Zach had an awful nightmare that night. He couldn’t remember it later, not all of it, but it had something to do with one of those war documentaries he liked to watch on television sometimes—only, in the dream, he was inside the documentary, walking through its black-and-white scenes. He was in one of the Nazi death camps—he remembered that. There was a bulldozer pushing through a pile of corpses—so many corpses—hundreds and hundreds of marble-gray bodies. They were drained of all color and spirit, but their eyes were still open, their stares lifeless yet somehow accusatory. It was as if they were watching him as he watched them being collected by the ’dozer in ghastly piles of murdered flesh. The stench of offal and rot was overwhelming.

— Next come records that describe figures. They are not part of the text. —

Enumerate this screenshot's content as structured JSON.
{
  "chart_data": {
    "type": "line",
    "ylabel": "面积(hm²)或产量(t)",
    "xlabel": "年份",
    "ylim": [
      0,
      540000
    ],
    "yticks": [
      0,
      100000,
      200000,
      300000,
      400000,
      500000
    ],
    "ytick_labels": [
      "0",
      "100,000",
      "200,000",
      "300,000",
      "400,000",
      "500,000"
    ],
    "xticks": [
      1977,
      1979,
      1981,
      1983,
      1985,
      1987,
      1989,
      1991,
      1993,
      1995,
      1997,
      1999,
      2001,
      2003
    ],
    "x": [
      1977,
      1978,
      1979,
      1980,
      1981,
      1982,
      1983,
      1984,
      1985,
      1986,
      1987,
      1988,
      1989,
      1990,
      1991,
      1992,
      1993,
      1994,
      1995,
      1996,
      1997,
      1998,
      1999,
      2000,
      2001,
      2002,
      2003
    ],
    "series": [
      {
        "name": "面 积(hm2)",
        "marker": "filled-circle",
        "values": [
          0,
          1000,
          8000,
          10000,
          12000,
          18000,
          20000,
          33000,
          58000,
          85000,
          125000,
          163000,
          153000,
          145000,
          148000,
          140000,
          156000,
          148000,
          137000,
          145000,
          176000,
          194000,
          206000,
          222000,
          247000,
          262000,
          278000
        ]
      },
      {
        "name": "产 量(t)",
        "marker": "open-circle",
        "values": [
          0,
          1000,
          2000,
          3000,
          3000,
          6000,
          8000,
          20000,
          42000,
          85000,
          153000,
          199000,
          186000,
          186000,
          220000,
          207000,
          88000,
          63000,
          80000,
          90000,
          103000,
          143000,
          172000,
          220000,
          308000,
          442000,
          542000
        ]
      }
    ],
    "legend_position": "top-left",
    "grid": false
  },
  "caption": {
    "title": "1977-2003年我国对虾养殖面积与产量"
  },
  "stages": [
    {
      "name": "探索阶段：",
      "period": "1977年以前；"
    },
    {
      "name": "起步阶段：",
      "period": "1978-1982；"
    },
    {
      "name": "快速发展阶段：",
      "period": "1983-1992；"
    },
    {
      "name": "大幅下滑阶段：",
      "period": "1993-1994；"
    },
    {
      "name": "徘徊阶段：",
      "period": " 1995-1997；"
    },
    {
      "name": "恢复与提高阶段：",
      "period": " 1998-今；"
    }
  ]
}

Dominic Abend was not in the scene himself, but Zach sensed him there—sensed in that horrible nightmare way that if he turned around, the killer would be standing right behind him, wearing his Nazi uniform and grinning in amusement as he’d grinned in the hallway just that afternoon. Zach was afraid of that grin—that’s what the dream was about, he realized later. He was so afraid of the mind behind that grin, and the black world inside that mind, that the fear threatened to unman him. He had sensed that black world for a moment in the hallway. He had felt the jolt of its utter emptiness just before Abend had stepped into view. It was a world, it was a mind, in which conscience was the discarded custom of lesser men, in which cutting a child’s throat and nursing a baby were of equal value, depending on what you felt like or who got the benefit. It was terrifying to him.